Il jeta un coup d'œil autour de la pièce, comme si quelqu'un allait prendre sa défense.
Personne ne l'a fait.
Après un long silence, il prit la valise et monta à l'étage. Le bruit des tiroirs qui s'ouvraient et se fermaient résonna dans toute la maison.
Une vingtaine de minutes plus tard, Marcus redescendit avec la valise pleine.
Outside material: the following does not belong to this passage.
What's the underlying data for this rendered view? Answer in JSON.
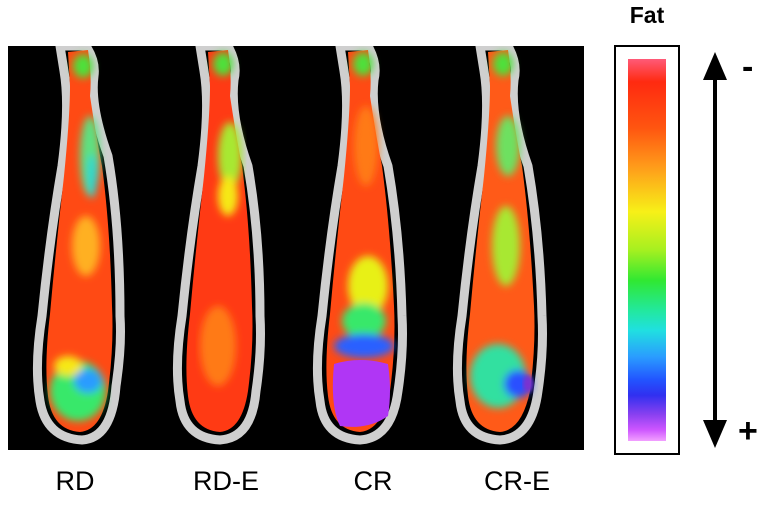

Il s'arrêta devant la porte d'entrée.
"Je suis désolé."
C'étaient les premières excuses qu'il présentait.
C'était également six ans trop tard.
J'ai ouvert la porte.
Il m'a regardé une dernière fois.
« Je n’aurais jamais cru qu’il reviendrait. »
« Oui », ai-je répondu. « J’aurais seulement souhaité ne pas avoir à attendre aussi longtemps. »
Marcus baissa la tête et sortit.
J'ai refermé la porte derrière lui.
C’est alors seulement que j’ai remarqué les petits pains encore éparpillés sur le sol.
Ni Andrew ni moi ne les avions ramassés.
Pour la première fois depuis des années, la maison était calme d'une manière qui n'était pas désagréable.
Je me suis tourné vers mon fils.
Il restait planté là où il était, comme s'il n'était pas sûr d'avoir sa place là.
J'ai traversé la pièce lentement.
Cette fois, je ne me suis pas précipité vers lui.
Je me suis arrêté devant lui.
« Puis-je vous prendre dans mes bras ? »
Il sourit à travers ses larmes.
« Tu n'avais jamais besoin de demander. »
Je l'ai enlacé.
Il me serrait tout aussi fort.
« Je suis vraiment désolée », ai-je murmuré.
« J’aurais dû te protéger. »
Il a posé son front contre le mien.
"Je sais."
« Non », dis-je, les larmes me montant de nouveau aux yeux. « J’ai besoin que tu m’entendes. Je t’ai déçu. »
Il secoua doucement la tête.
« On vous a menti. »
« J’aurais quand même dû le voir. »
Pendant un instant, il ne dit rien.
Puis il m'a adressé un petit sourire triste.
« Nous avons tous deux fait confiance à quelqu'un qui ne le méritait pas. »
J'ai hoché la tête.
« Cela ne se reproduira plus jamais. »
Andrew jeta un coup d'œil autour du salon.
« C’est différent. »
« C’est différent. »
J'ai pris sa main.
« Ceci a toujours été votre maison. »
Ses yeux se sont remplis à nouveau.
« Je n'étais pas sûr. »
J'ai serré ses doigts.
«Vous n’avez jamais perdu votre maison.»
Il sourit.
« Je le sais maintenant. »
Puis il m'a serré de nouveau dans ses bras.
Nous n'avions pas perdu la maison.
Nous avions perdu six ans.
Mais enfin, après tout ce temps, mon fils était à la maison.
Et cette fois, personne ne le ferait partir.